Outros genes herdados de Neandertales parecem ter conferido
ao humano atual um risco aumentado de certas doenças tais como o lúpus, a
cirrose biliar, doença de Crohn, as mudanças no tamanho do disco óptico, vício
rapé, os níveis de IL-18 (onde produz inflamação) e diabetes tipo 2.

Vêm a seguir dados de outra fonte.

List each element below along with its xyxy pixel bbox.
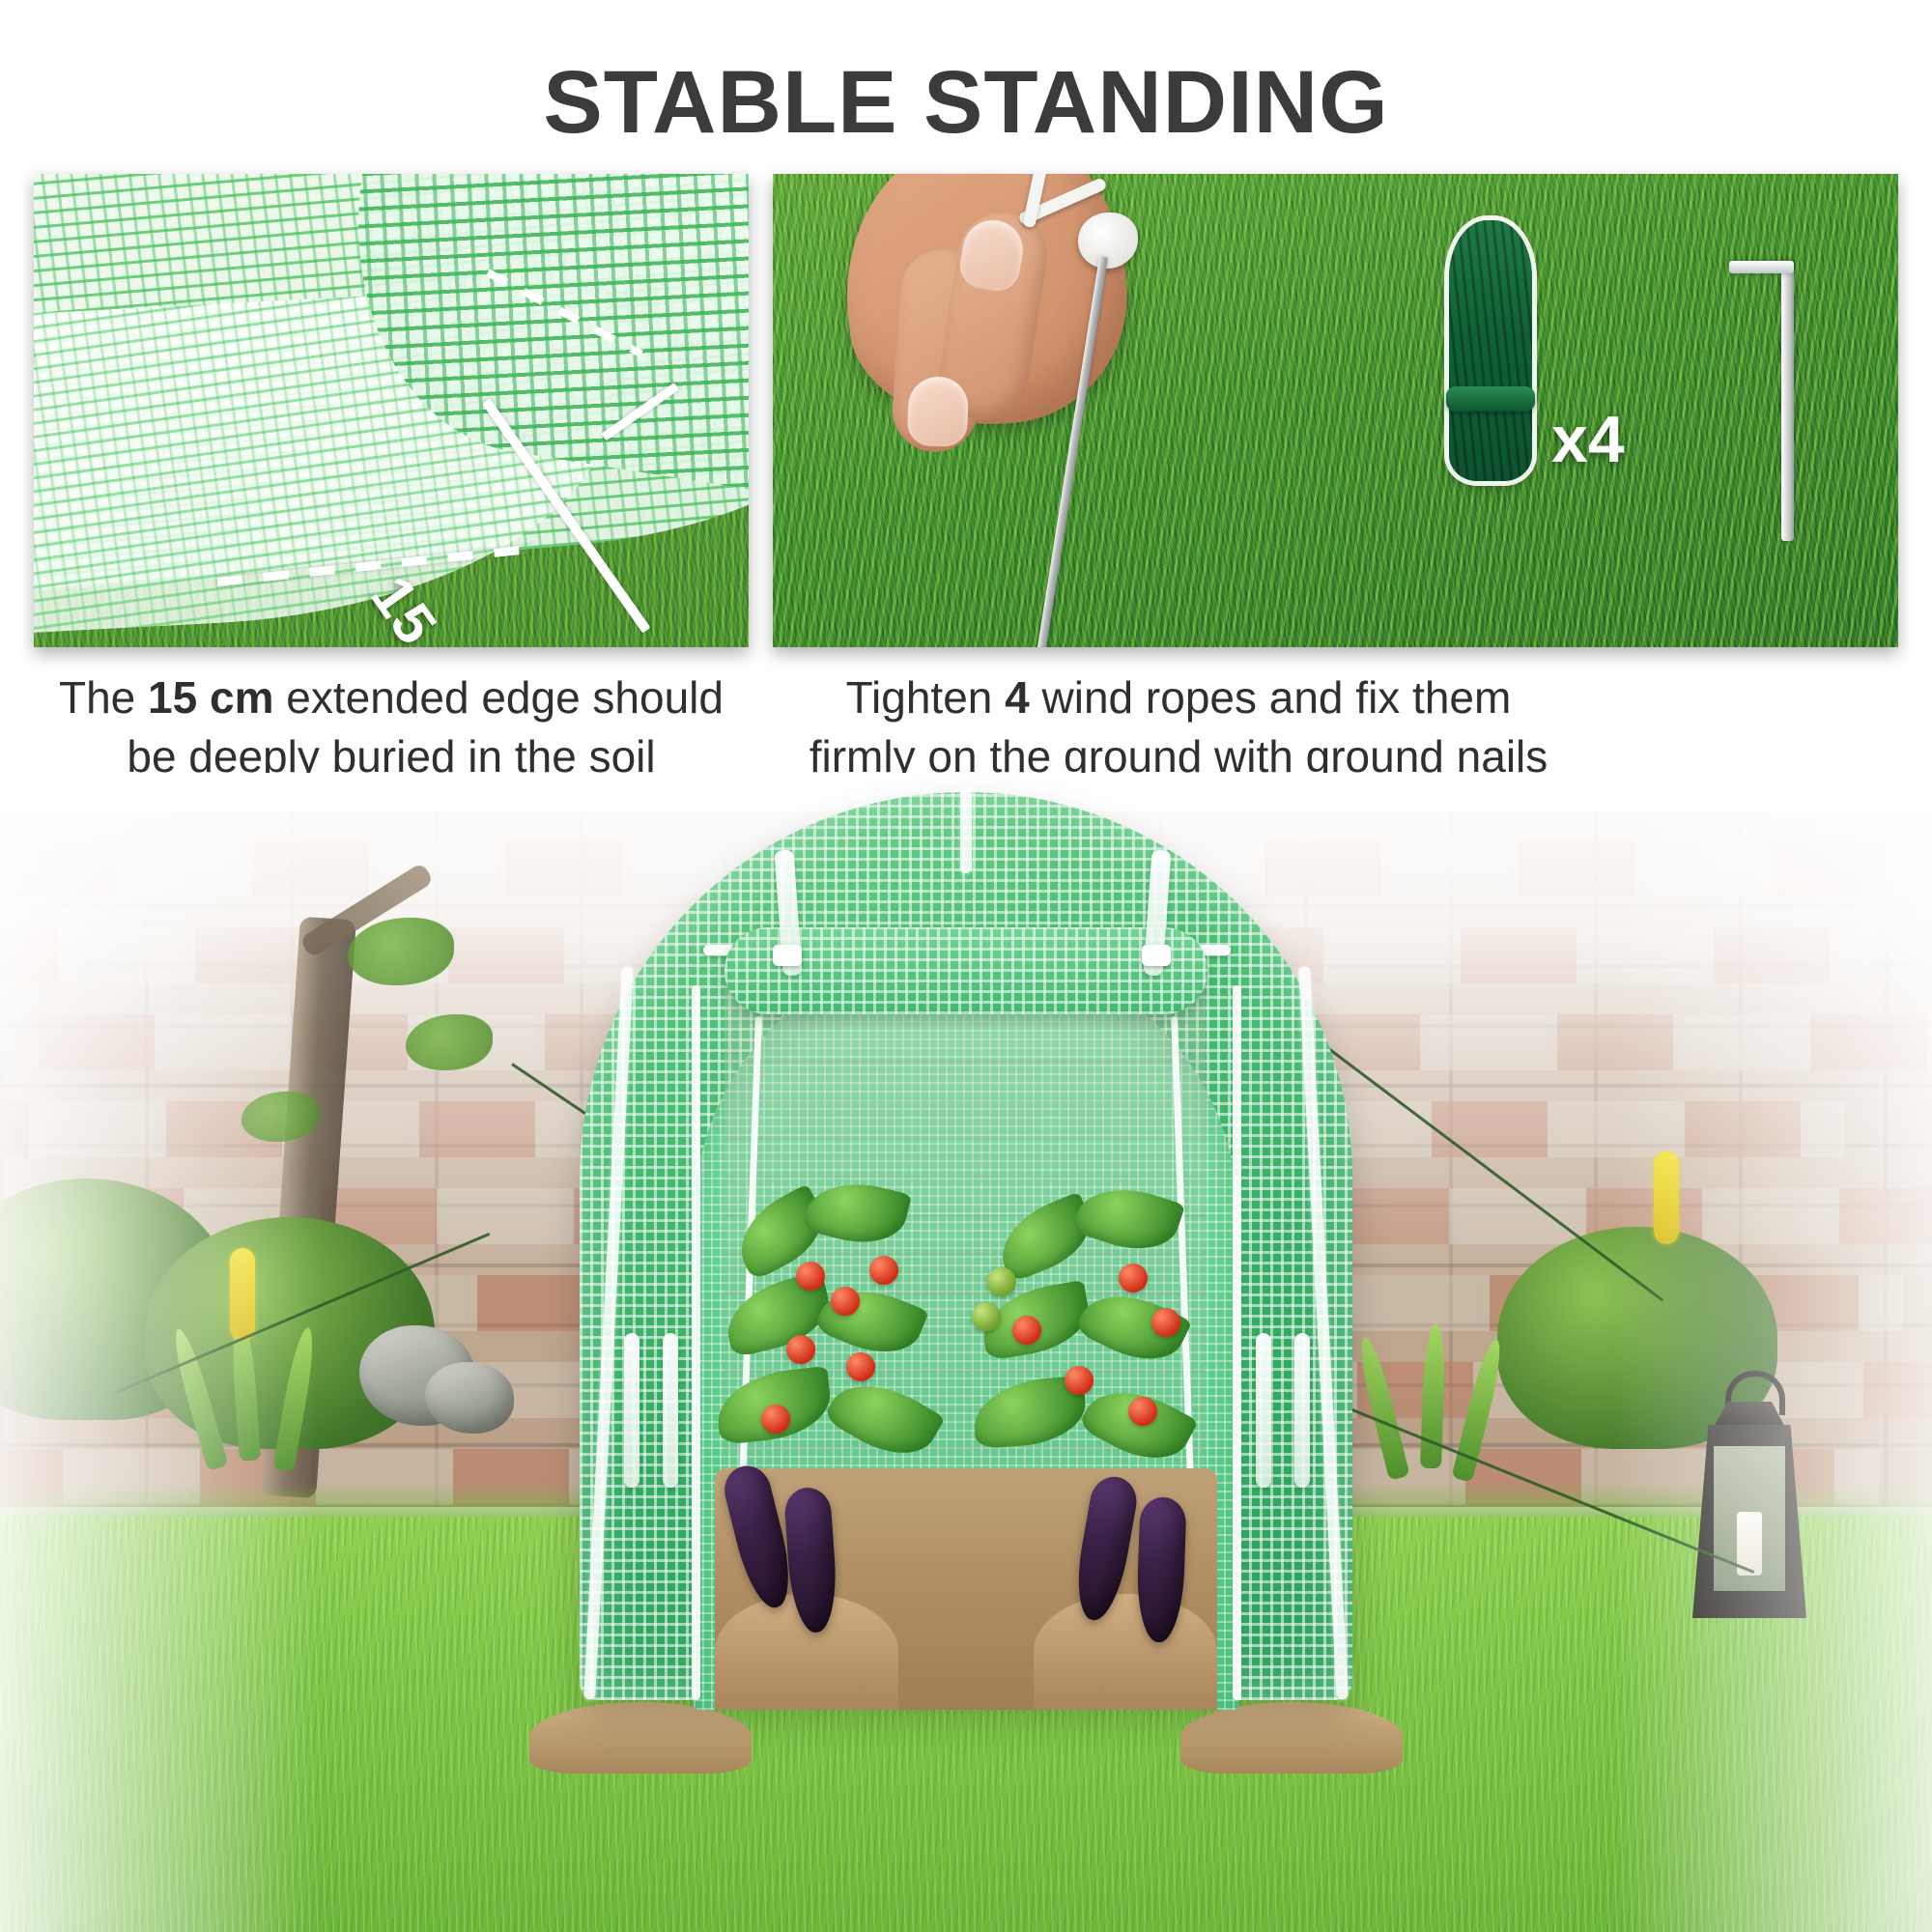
wind-rope-photo: x4 (773, 174, 1898, 647)
rope-bundle-tie (1446, 386, 1535, 412)
tomato-fruit (1012, 1316, 1041, 1345)
page-title: STABLE STANDING (0, 58, 1932, 147)
greenhouse-hero-photo (0, 773, 1932, 1932)
side-window-strap (1294, 1333, 1310, 1488)
thumbnail (907, 376, 969, 447)
hero-right-vignette (1613, 773, 1932, 1932)
ground-nail-hook (1729, 261, 1794, 273)
tomato-fruit (761, 1405, 790, 1434)
door-zipper-right (1233, 985, 1241, 1700)
caption-right: Tighten 4 wind ropes and fix them firmly… (792, 668, 1565, 785)
tomato-fruit (786, 1335, 815, 1364)
caption-left-bold: 15 cm (148, 672, 273, 723)
caption-right-bold: 4 (1005, 672, 1030, 723)
tomato-fruit (831, 1287, 860, 1316)
side-window-strap (624, 1333, 639, 1488)
caption-left: The 15 cm extended edge should be deeply… (34, 668, 749, 785)
soil-mound (1034, 1594, 1217, 1710)
anchor-soil-left (529, 1702, 752, 1774)
tomato-fruit (846, 1352, 875, 1381)
extended-edge-photo: 15 cm (34, 174, 749, 647)
tomato-fruit (1151, 1308, 1180, 1337)
tomato-fruit (1128, 1397, 1157, 1426)
tomato-fruit (869, 1256, 898, 1285)
leaf (813, 1274, 929, 1367)
anchor-soil-right (1180, 1702, 1403, 1774)
rope-bundle (1449, 220, 1532, 481)
tomato-fruit-green (987, 1267, 1016, 1296)
door-zipper-left (692, 985, 700, 1700)
side-window-strap (1256, 1333, 1271, 1488)
leaf (822, 1365, 945, 1471)
tomato-fruit (796, 1262, 825, 1291)
tomato-fruit-green (972, 1302, 1001, 1331)
greenhouse (580, 792, 1352, 1768)
tomato-fruit (1119, 1264, 1148, 1293)
caption-left-part1: The (59, 672, 148, 723)
tomato-plant (724, 1198, 966, 1565)
door-buckle (773, 945, 802, 966)
caption-right-part1: Tighten (846, 672, 1006, 723)
rope-bundle-body (1449, 220, 1532, 481)
tomato-plant (978, 1208, 1219, 1575)
hero-left-vignette (0, 773, 319, 1932)
side-window-strap (663, 1333, 678, 1488)
tomato-fruit (1065, 1366, 1094, 1395)
frame-ridge (960, 786, 972, 873)
infographic-root: STABLE STANDING 15 cm (0, 0, 1932, 1932)
door-buckle (1142, 945, 1171, 966)
ground-nail-shaft (1781, 261, 1794, 541)
quantity-badge-x4: x4 (1551, 402, 1625, 477)
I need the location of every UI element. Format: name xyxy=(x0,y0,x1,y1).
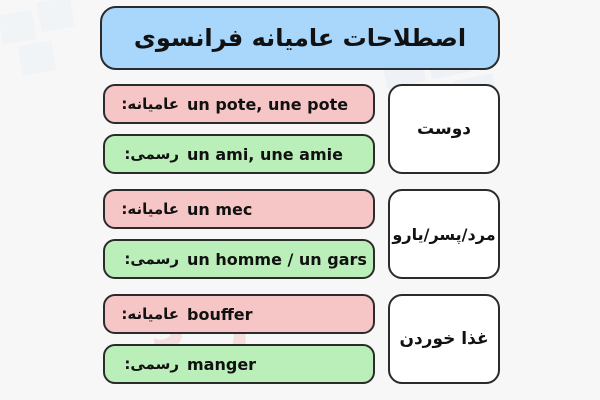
meaning-text-1: دوست xyxy=(417,119,471,139)
slang-value-3: bouffer xyxy=(179,305,361,324)
formal-row-1: رسمی: un ami, une amie xyxy=(103,134,375,174)
slang-label-3: عامیانه: xyxy=(117,305,179,323)
slang-value-2: un mec xyxy=(179,200,361,219)
formal-label-3: رسمی: xyxy=(117,355,179,373)
meaning-box-3: غذا خوردن xyxy=(388,294,500,384)
formal-value-3: manger xyxy=(179,355,361,374)
meaning-box-2: مرد/پسر/یارو xyxy=(388,189,500,279)
formal-label-1: رسمی: xyxy=(117,145,179,163)
slang-row-2: عامیانه: un mec xyxy=(103,189,375,229)
formal-label-2: رسمی: xyxy=(117,250,179,268)
meaning-box-1: دوست xyxy=(388,84,500,174)
formal-row-3: رسمی: manger xyxy=(103,344,375,384)
infographic-stage: اصطلاحات عامیانه فرانسوی عامیانه: un pot… xyxy=(0,0,600,400)
formal-row-2: رسمی: un homme / un gars xyxy=(103,239,375,279)
slang-value-1: un pote, une pote xyxy=(179,95,361,114)
formal-value-2: un homme / un gars xyxy=(179,250,367,269)
page-title-box: اصطلاحات عامیانه فرانسوی xyxy=(100,6,500,70)
slang-row-3: عامیانه: bouffer xyxy=(103,294,375,334)
meaning-text-3: غذا خوردن xyxy=(399,329,488,349)
slang-row-1: عامیانه: un pote, une pote xyxy=(103,84,375,124)
term-group-3-rows: عامیانه: bouffer رسمی: manger xyxy=(103,294,375,384)
slang-label-1: عامیانه: xyxy=(117,95,179,113)
meaning-text-2: مرد/پسر/یارو xyxy=(392,225,495,244)
term-group-1-rows: عامیانه: un pote, une pote رسمی: un ami,… xyxy=(103,84,375,174)
formal-value-1: un ami, une amie xyxy=(179,145,361,164)
slang-label-2: عامیانه: xyxy=(117,200,179,218)
term-group-2-rows: عامیانه: un mec رسمی: un homme / un gars xyxy=(103,189,375,279)
page-title: اصطلاحات عامیانه فرانسوی xyxy=(134,26,466,50)
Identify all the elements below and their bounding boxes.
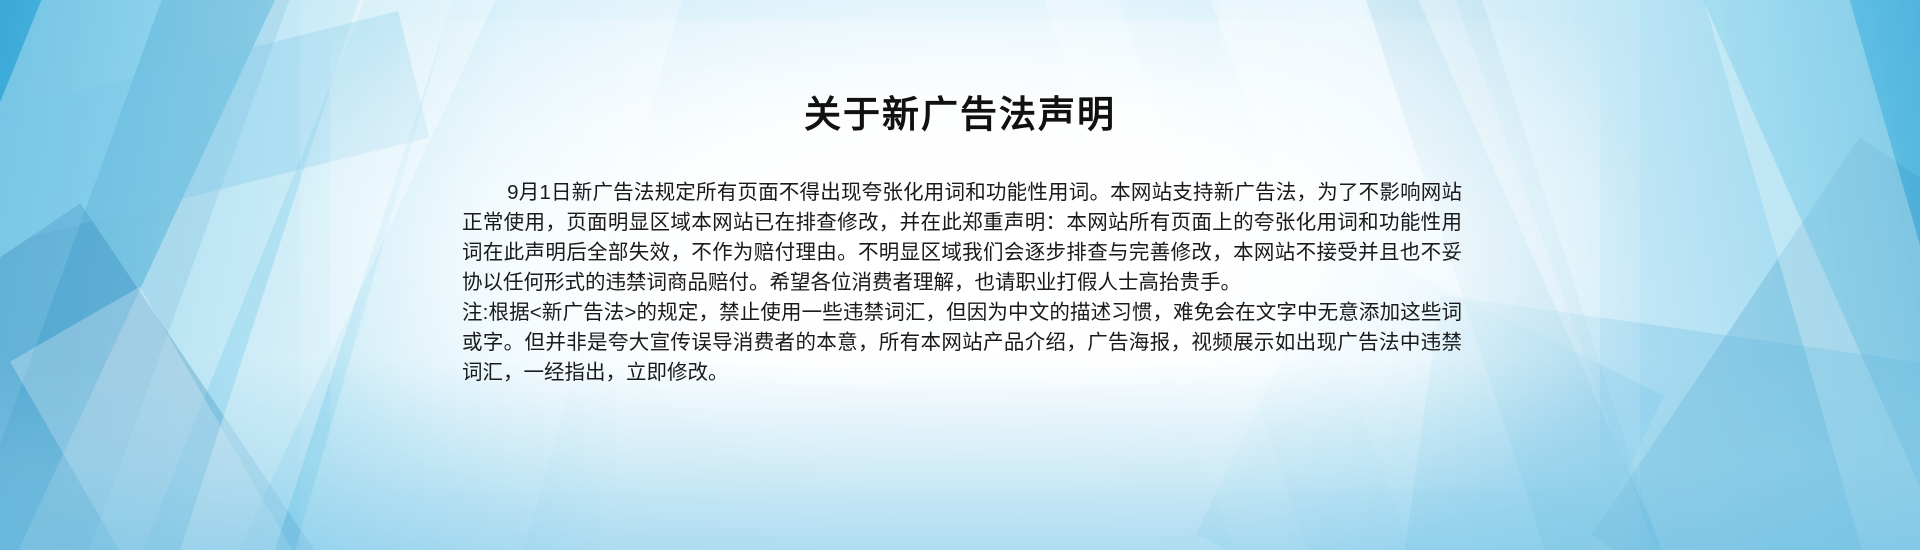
statement-paragraph: 9月1日新广告法规定所有页面不得出现夸张化用词和功能性用词。本网站支持新广告法，… (462, 178, 1462, 298)
page-title: 关于新广告法声明 (0, 92, 1920, 138)
statement-note-paragraph: 注:根据<新广告法>的规定，禁止使用一些违禁词汇，但因为中文的描述习惯，难免会在… (462, 298, 1462, 388)
advertising-law-statement-banner: 关于新广告法声明 9月1日新广告法规定所有页面不得出现夸张化用词和功能性用词。本… (0, 0, 1920, 550)
statement-content: 关于新广告法声明 9月1日新广告法规定所有页面不得出现夸张化用词和功能性用词。本… (0, 0, 1920, 550)
statement-body: 9月1日新广告法规定所有页面不得出现夸张化用词和功能性用词。本网站支持新广告法，… (462, 178, 1462, 388)
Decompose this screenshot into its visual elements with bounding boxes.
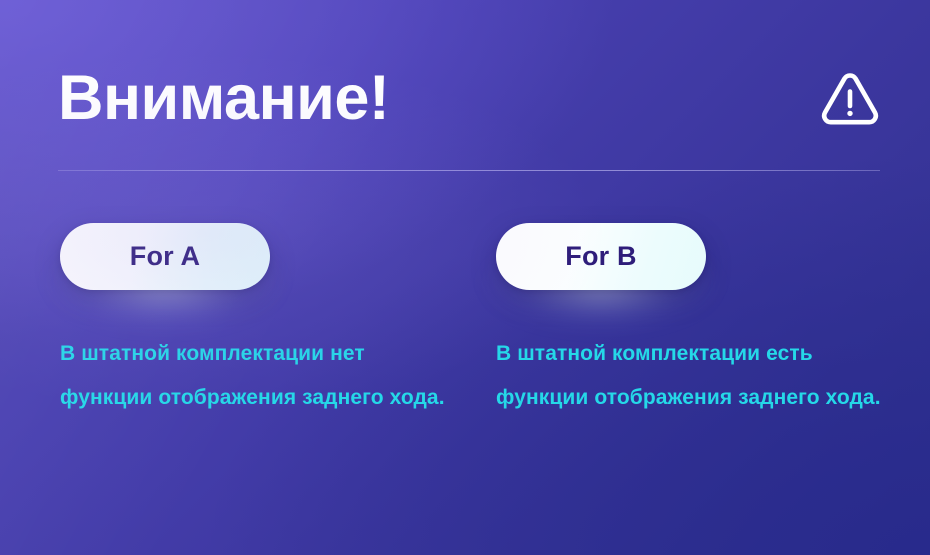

O Mistério dos Denisovanos
Um novo estudo da incidência de DNA Denisovano em populações
humanas atuais, publicado no jornal Molecular
Biology and Evolution, finalmente confirmou uma descida pegada generalizada
Denisovana, embora uma proporção baixa, presente em populações de Eurasianos e
dos nativos americanos.
Pengfei Qin e Mark Stoneking, o Instituto Max-Planck de
Antropologia Evolucionária analisaram um conjunto de marcadores genéticos que
pertencem a 600.000 2.493 indivíduos a partir de 221 grupos humanos em todo o
mundo.
Eles descobriram que as populações atuais da Nova Guiné e
uma amostra de genoma do norte da Austrália confirmam que cerca de 3,5% de seu
DNA vem de denisovanos.
Em contraste, entre populações asiáticas e relação do
Extremo Oriente e Nativos Americanos o DNA Denisovano cai para 0,13% a -0,17%
de seu genoma.
Qin e Stoneking, portanto, chegaram à conclusão de que a ancestralidade
Denisovana está intimamente ligada à ancestralidade das populações da Nova
Guiné.
Assim, a presença de DNA Denisovano fora de Nova Guiné - uma
região com uma maior incidência de tais genes - é provavelmente o resultado de
movimentos de população recente de Nova Guiné para Austrália, Sudeste Asiático
e o Extremo Oriente da Ásia.
Em outras palavras, em algum momento últimas populações
migraram Nova Guiné, norte da Austrália e voltou para a Ásia como portadores de
DNA denisovano, que é então responsável por espalhar nessas novas regiões onde
se instalaram.
Até agora, nenhuma evidência genética ou arqueológica foi
encontrada para confirmar a ideia de que as populações da Nova Guiné retornaram
ao continente asiático após a colonização da Nova Guiné e do norte da
Austrália.
De qualquer forma, com tantas descobertas resultado da
análise do DNA humano antigo, que por sua vez confirmaram muitos modelos
arqueológicos simplesmente não podemos dar ao luxo de descartá-lo.
Mais uma vez, a pesquisa genética vira de cabeça
para baixo velhos conceitos e teorias sobre nossa evolução, acreditados por
muito tempo. Esperamos que continue a fazê-lo no futuro.